The Douglass Theatre was the premier movie theatre and vaudeville hall open to African-American citizens in the city. The theatre was opened in 1912 by the successful African American entrepreneur and investor, Charles Douglass, the son of a former slave. In a time of racism and segregation, Douglass saw opportunity in serving the growing demand for entertainment of the black population of Macon.
Photo Credit: Nnommand
The facility hosted early jazz and blues greats such as Ida Cox, Bessie Smith and Ma Rainey and comedy stars such as Butterbeans and Susie while at the same time running feature-length films and serials popular in theatres throughout the country. During the 1920′s, the theatre was an important venue for early African-American films written and produced by blacks for black audiences as well. Musical stars such as Cab Calloway and Duke Ellington filled The Douglass before moving on to the city auditorium in the 1940′s. During the 1950s and 60s, the theatre offered up and coming performers like Otis Redding, Little Richard and James Brown the opportunity for exposure.

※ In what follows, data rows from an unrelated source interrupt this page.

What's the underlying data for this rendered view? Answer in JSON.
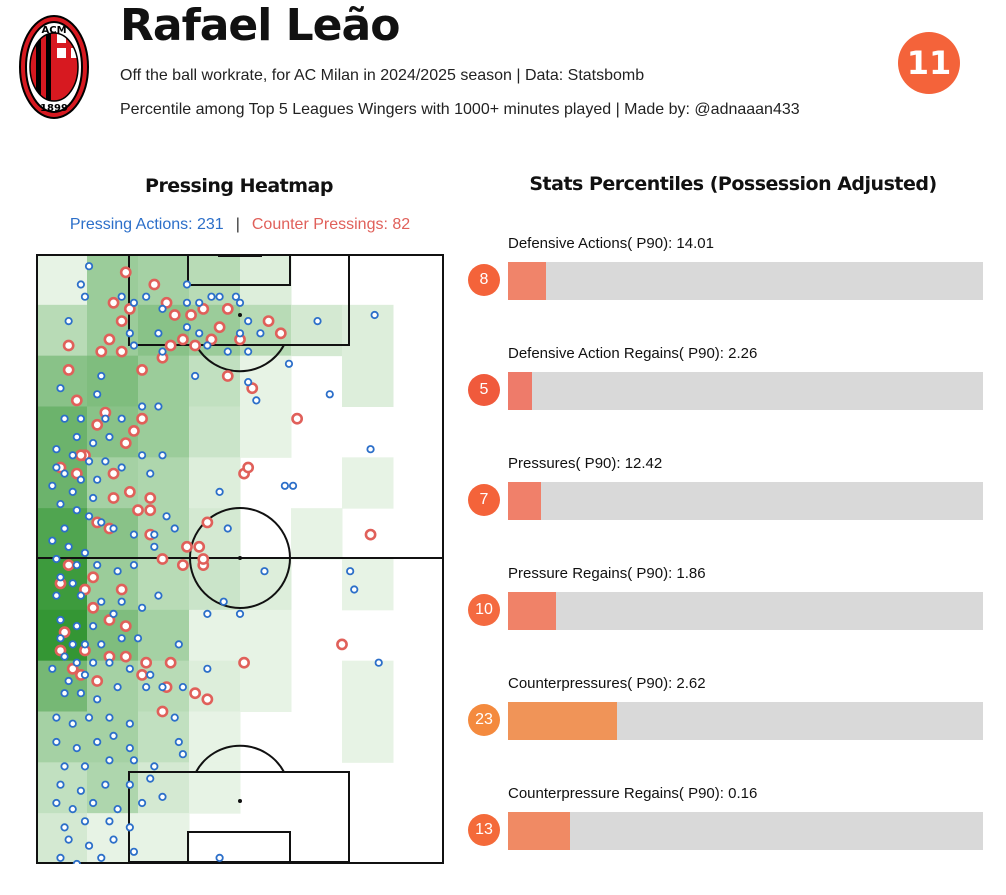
{
  "header": {
    "player_name": "Rafael Leão",
    "subtitle_1": "Off the ball workrate, for AC Milan in 2024/2025 season | Data: Statsbomb",
    "subtitle_2": "Percentile among Top 5 Leagues Wingers with 1000+ minutes played | Made by: @adnaaan433",
    "shirt_number": "11",
    "badge_color": "#f4633a"
  },
  "logo": {
    "text_top": "ACM",
    "text_bottom": "1899",
    "colors": [
      "#d71920",
      "#000000",
      "#ffffff"
    ]
  },
  "heatmap": {
    "title": "Pressing Heatmap",
    "pressing_label": "Pressing Actions: 231",
    "separator": "|",
    "counter_label": "Counter Pressings: 82",
    "pressing_color": "#2c6fc9",
    "counter_color": "#e0605a"
  },
  "stats": {
    "title": "Stats Percentiles (Possession Adjusted)"
  },
  "chart_data": [
    {
      "type": "heatmap",
      "title": "Pressing Heatmap",
      "grid_cols": 8,
      "grid_rows": 12,
      "cells": [
        [
          0.05,
          0.45,
          0.4,
          0.3,
          0.1,
          0.0,
          0.0,
          0.0
        ],
        [
          0.3,
          0.45,
          0.55,
          0.45,
          0.3,
          0.15,
          0.1,
          0.0
        ],
        [
          0.55,
          0.6,
          0.45,
          0.25,
          0.05,
          0.0,
          0.1,
          0.0
        ],
        [
          0.7,
          0.55,
          0.45,
          0.2,
          0.05,
          0.0,
          0.0,
          0.0
        ],
        [
          0.7,
          0.4,
          0.35,
          0.1,
          0.0,
          0.0,
          0.05,
          0.0
        ],
        [
          0.85,
          0.55,
          0.35,
          0.15,
          0.0,
          0.05,
          0.0,
          0.0
        ],
        [
          0.95,
          0.45,
          0.3,
          0.2,
          0.1,
          0.0,
          0.05,
          0.0
        ],
        [
          1.0,
          0.6,
          0.4,
          0.05,
          0.05,
          0.0,
          0.0,
          0.0
        ],
        [
          0.65,
          0.4,
          0.3,
          0.1,
          0.05,
          0.0,
          0.05,
          0.0
        ],
        [
          0.4,
          0.4,
          0.25,
          0.05,
          0.0,
          0.0,
          0.05,
          0.0
        ],
        [
          0.25,
          0.35,
          0.15,
          0.05,
          0.0,
          0.0,
          0.0,
          0.0
        ],
        [
          0.15,
          0.05,
          0.05,
          0.0,
          0.0,
          0.0,
          0.0,
          0.0
        ]
      ],
      "pressing_points": [
        [
          0.13,
          0.02
        ],
        [
          0.11,
          0.05
        ],
        [
          0.12,
          0.07
        ],
        [
          0.08,
          0.11
        ],
        [
          0.21,
          0.07
        ],
        [
          0.24,
          0.08
        ],
        [
          0.27,
          0.07
        ],
        [
          0.31,
          0.09
        ],
        [
          0.37,
          0.08
        ],
        [
          0.37,
          0.05
        ],
        [
          0.4,
          0.08
        ],
        [
          0.43,
          0.07
        ],
        [
          0.45,
          0.07
        ],
        [
          0.49,
          0.07
        ],
        [
          0.5,
          0.08
        ],
        [
          0.52,
          0.11
        ],
        [
          0.55,
          0.13
        ],
        [
          0.23,
          0.13
        ],
        [
          0.24,
          0.15
        ],
        [
          0.3,
          0.13
        ],
        [
          0.31,
          0.16
        ],
        [
          0.37,
          0.12
        ],
        [
          0.4,
          0.13
        ],
        [
          0.42,
          0.15
        ],
        [
          0.5,
          0.13
        ],
        [
          0.47,
          0.16
        ],
        [
          0.39,
          0.2
        ],
        [
          0.52,
          0.16
        ],
        [
          0.69,
          0.11
        ],
        [
          0.83,
          0.1
        ],
        [
          0.16,
          0.2
        ],
        [
          0.15,
          0.23
        ],
        [
          0.06,
          0.22
        ],
        [
          0.17,
          0.27
        ],
        [
          0.21,
          0.27
        ],
        [
          0.07,
          0.27
        ],
        [
          0.11,
          0.27
        ],
        [
          0.26,
          0.25
        ],
        [
          0.3,
          0.25
        ],
        [
          0.18,
          0.3
        ],
        [
          0.14,
          0.31
        ],
        [
          0.1,
          0.3
        ],
        [
          0.05,
          0.32
        ],
        [
          0.09,
          0.33
        ],
        [
          0.05,
          0.35
        ],
        [
          0.13,
          0.34
        ],
        [
          0.17,
          0.34
        ],
        [
          0.21,
          0.35
        ],
        [
          0.26,
          0.33
        ],
        [
          0.31,
          0.33
        ],
        [
          0.28,
          0.36
        ],
        [
          0.07,
          0.36
        ],
        [
          0.11,
          0.37
        ],
        [
          0.15,
          0.37
        ],
        [
          0.04,
          0.38
        ],
        [
          0.09,
          0.39
        ],
        [
          0.14,
          0.4
        ],
        [
          0.06,
          0.41
        ],
        [
          0.1,
          0.42
        ],
        [
          0.13,
          0.43
        ],
        [
          0.16,
          0.44
        ],
        [
          0.19,
          0.45
        ],
        [
          0.24,
          0.46
        ],
        [
          0.29,
          0.46
        ],
        [
          0.32,
          0.43
        ],
        [
          0.07,
          0.45
        ],
        [
          0.04,
          0.47
        ],
        [
          0.08,
          0.48
        ],
        [
          0.12,
          0.49
        ],
        [
          0.05,
          0.5
        ],
        [
          0.1,
          0.51
        ],
        [
          0.15,
          0.51
        ],
        [
          0.2,
          0.52
        ],
        [
          0.24,
          0.51
        ],
        [
          0.29,
          0.48
        ],
        [
          0.34,
          0.45
        ],
        [
          0.06,
          0.53
        ],
        [
          0.09,
          0.54
        ],
        [
          0.05,
          0.56
        ],
        [
          0.11,
          0.56
        ],
        [
          0.16,
          0.57
        ],
        [
          0.21,
          0.57
        ],
        [
          0.26,
          0.58
        ],
        [
          0.3,
          0.56
        ],
        [
          0.06,
          0.6
        ],
        [
          0.1,
          0.61
        ],
        [
          0.14,
          0.61
        ],
        [
          0.19,
          0.59
        ],
        [
          0.47,
          0.45
        ],
        [
          0.45,
          0.39
        ],
        [
          0.61,
          0.38
        ],
        [
          0.63,
          0.38
        ],
        [
          0.72,
          0.23
        ],
        [
          0.54,
          0.24
        ],
        [
          0.52,
          0.21
        ],
        [
          0.82,
          0.32
        ],
        [
          0.06,
          0.63
        ],
        [
          0.09,
          0.64
        ],
        [
          0.12,
          0.64
        ],
        [
          0.16,
          0.64
        ],
        [
          0.21,
          0.63
        ],
        [
          0.25,
          0.63
        ],
        [
          0.07,
          0.66
        ],
        [
          0.1,
          0.67
        ],
        [
          0.14,
          0.67
        ],
        [
          0.18,
          0.67
        ],
        [
          0.04,
          0.68
        ],
        [
          0.08,
          0.7
        ],
        [
          0.12,
          0.69
        ],
        [
          0.23,
          0.68
        ],
        [
          0.28,
          0.69
        ],
        [
          0.07,
          0.72
        ],
        [
          0.11,
          0.72
        ],
        [
          0.15,
          0.73
        ],
        [
          0.2,
          0.71
        ],
        [
          0.27,
          0.71
        ],
        [
          0.31,
          0.71
        ],
        [
          0.36,
          0.71
        ],
        [
          0.42,
          0.59
        ],
        [
          0.46,
          0.57
        ],
        [
          0.5,
          0.59
        ],
        [
          0.56,
          0.52
        ],
        [
          0.77,
          0.52
        ],
        [
          0.78,
          0.55
        ],
        [
          0.84,
          0.67
        ],
        [
          0.05,
          0.76
        ],
        [
          0.09,
          0.77
        ],
        [
          0.13,
          0.76
        ],
        [
          0.18,
          0.76
        ],
        [
          0.23,
          0.77
        ],
        [
          0.34,
          0.76
        ],
        [
          0.05,
          0.8
        ],
        [
          0.1,
          0.81
        ],
        [
          0.15,
          0.8
        ],
        [
          0.19,
          0.79
        ],
        [
          0.23,
          0.81
        ],
        [
          0.35,
          0.8
        ],
        [
          0.07,
          0.84
        ],
        [
          0.12,
          0.84
        ],
        [
          0.18,
          0.83
        ],
        [
          0.24,
          0.83
        ],
        [
          0.29,
          0.84
        ],
        [
          0.36,
          0.82
        ],
        [
          0.06,
          0.87
        ],
        [
          0.11,
          0.88
        ],
        [
          0.17,
          0.87
        ],
        [
          0.23,
          0.87
        ],
        [
          0.28,
          0.86
        ],
        [
          0.05,
          0.9
        ],
        [
          0.09,
          0.91
        ],
        [
          0.14,
          0.9
        ],
        [
          0.2,
          0.91
        ],
        [
          0.26,
          0.9
        ],
        [
          0.31,
          0.89
        ],
        [
          0.07,
          0.94
        ],
        [
          0.12,
          0.93
        ],
        [
          0.18,
          0.93
        ],
        [
          0.23,
          0.94
        ],
        [
          0.08,
          0.96
        ],
        [
          0.13,
          0.97
        ],
        [
          0.19,
          0.96
        ],
        [
          0.24,
          0.98
        ],
        [
          0.06,
          0.99
        ],
        [
          0.1,
          1.0
        ],
        [
          0.16,
          0.99
        ],
        [
          0.21,
          1.01
        ],
        [
          0.45,
          0.99
        ],
        [
          0.62,
          0.18
        ],
        [
          0.42,
          0.68
        ],
        [
          0.35,
          0.64
        ]
      ],
      "counter_points": [
        [
          0.22,
          0.03
        ],
        [
          0.19,
          0.08
        ],
        [
          0.23,
          0.09
        ],
        [
          0.21,
          0.11
        ],
        [
          0.18,
          0.14
        ],
        [
          0.29,
          0.05
        ],
        [
          0.32,
          0.08
        ],
        [
          0.34,
          0.1
        ],
        [
          0.38,
          0.1
        ],
        [
          0.36,
          0.14
        ],
        [
          0.43,
          0.14
        ],
        [
          0.45,
          0.12
        ],
        [
          0.5,
          0.14
        ],
        [
          0.57,
          0.11
        ],
        [
          0.6,
          0.13
        ],
        [
          0.47,
          0.09
        ],
        [
          0.41,
          0.09
        ],
        [
          0.08,
          0.15
        ],
        [
          0.16,
          0.16
        ],
        [
          0.21,
          0.16
        ],
        [
          0.26,
          0.19
        ],
        [
          0.31,
          0.17
        ],
        [
          0.33,
          0.15
        ],
        [
          0.39,
          0.15
        ],
        [
          0.47,
          0.2
        ],
        [
          0.53,
          0.22
        ],
        [
          0.26,
          0.27
        ],
        [
          0.24,
          0.29
        ],
        [
          0.22,
          0.31
        ],
        [
          0.12,
          0.33
        ],
        [
          0.17,
          0.26
        ],
        [
          0.08,
          0.19
        ],
        [
          0.1,
          0.24
        ],
        [
          0.15,
          0.28
        ],
        [
          0.1,
          0.36
        ],
        [
          0.19,
          0.36
        ],
        [
          0.23,
          0.39
        ],
        [
          0.28,
          0.4
        ],
        [
          0.28,
          0.42
        ],
        [
          0.31,
          0.5
        ],
        [
          0.36,
          0.51
        ],
        [
          0.41,
          0.51
        ],
        [
          0.06,
          0.54
        ],
        [
          0.12,
          0.55
        ],
        [
          0.14,
          0.58
        ],
        [
          0.18,
          0.6
        ],
        [
          0.22,
          0.61
        ],
        [
          0.07,
          0.62
        ],
        [
          0.12,
          0.65
        ],
        [
          0.18,
          0.66
        ],
        [
          0.22,
          0.66
        ],
        [
          0.27,
          0.67
        ],
        [
          0.33,
          0.67
        ],
        [
          0.42,
          0.44
        ],
        [
          0.4,
          0.48
        ],
        [
          0.41,
          0.5
        ],
        [
          0.51,
          0.36
        ],
        [
          0.52,
          0.35
        ],
        [
          0.64,
          0.27
        ],
        [
          0.82,
          0.46
        ],
        [
          0.06,
          0.65
        ],
        [
          0.09,
          0.68
        ],
        [
          0.11,
          0.69
        ],
        [
          0.15,
          0.7
        ],
        [
          0.26,
          0.69
        ],
        [
          0.39,
          0.72
        ],
        [
          0.31,
          0.75
        ],
        [
          0.51,
          0.67
        ],
        [
          0.42,
          0.73
        ],
        [
          0.32,
          0.71
        ],
        [
          0.75,
          0.64
        ],
        [
          0.11,
          0.33
        ],
        [
          0.06,
          0.35
        ],
        [
          0.19,
          0.4
        ],
        [
          0.25,
          0.42
        ],
        [
          0.15,
          0.44
        ],
        [
          0.18,
          0.45
        ],
        [
          0.28,
          0.46
        ],
        [
          0.37,
          0.48
        ],
        [
          0.08,
          0.51
        ],
        [
          0.14,
          0.53
        ],
        [
          0.21,
          0.55
        ]
      ]
    },
    {
      "type": "bar",
      "title": "Stats Percentiles (Possession Adjusted)",
      "xlim": [
        0,
        100
      ],
      "items": [
        {
          "label": "Defensive Actions( P90): 14.01",
          "percentile": 8,
          "color": "#f0846a",
          "circle_color": "#f4633a"
        },
        {
          "label": "Defensive Action Regains( P90): 2.26",
          "percentile": 5,
          "color": "#ee7b6a",
          "circle_color": "#f05a3c"
        },
        {
          "label": "Pressures( P90): 12.42",
          "percentile": 7,
          "color": "#f0806a",
          "circle_color": "#f4633a"
        },
        {
          "label": "Pressure Regains( P90): 1.86",
          "percentile": 10,
          "color": "#f08268",
          "circle_color": "#f46a40"
        },
        {
          "label": "Counterpressures( P90): 2.62",
          "percentile": 23,
          "color": "#f09458",
          "circle_color": "#f48a3e"
        },
        {
          "label": "Counterpressure Regains( P90): 0.16",
          "percentile": 13,
          "color": "#f08a64",
          "circle_color": "#f46a3a"
        }
      ]
    }
  ]
}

Photo Credit: Chris R. Sheridan & Co.
The theatre remained in operation until 1970s when it closed its doors. It was dormant for many years before being saved from the “wrecking ball” in 1990s by a community group which became the non-profit “Friends of the Douglass Theatre”. Subsequent major renovations added central heating and air, state of the art stage lighting, sound and cinema equipment as well as new seating. Reopening in 1997, the Douglass Theatre today is operated by the City of Macon and is available to be rented out for a variety of public and private events.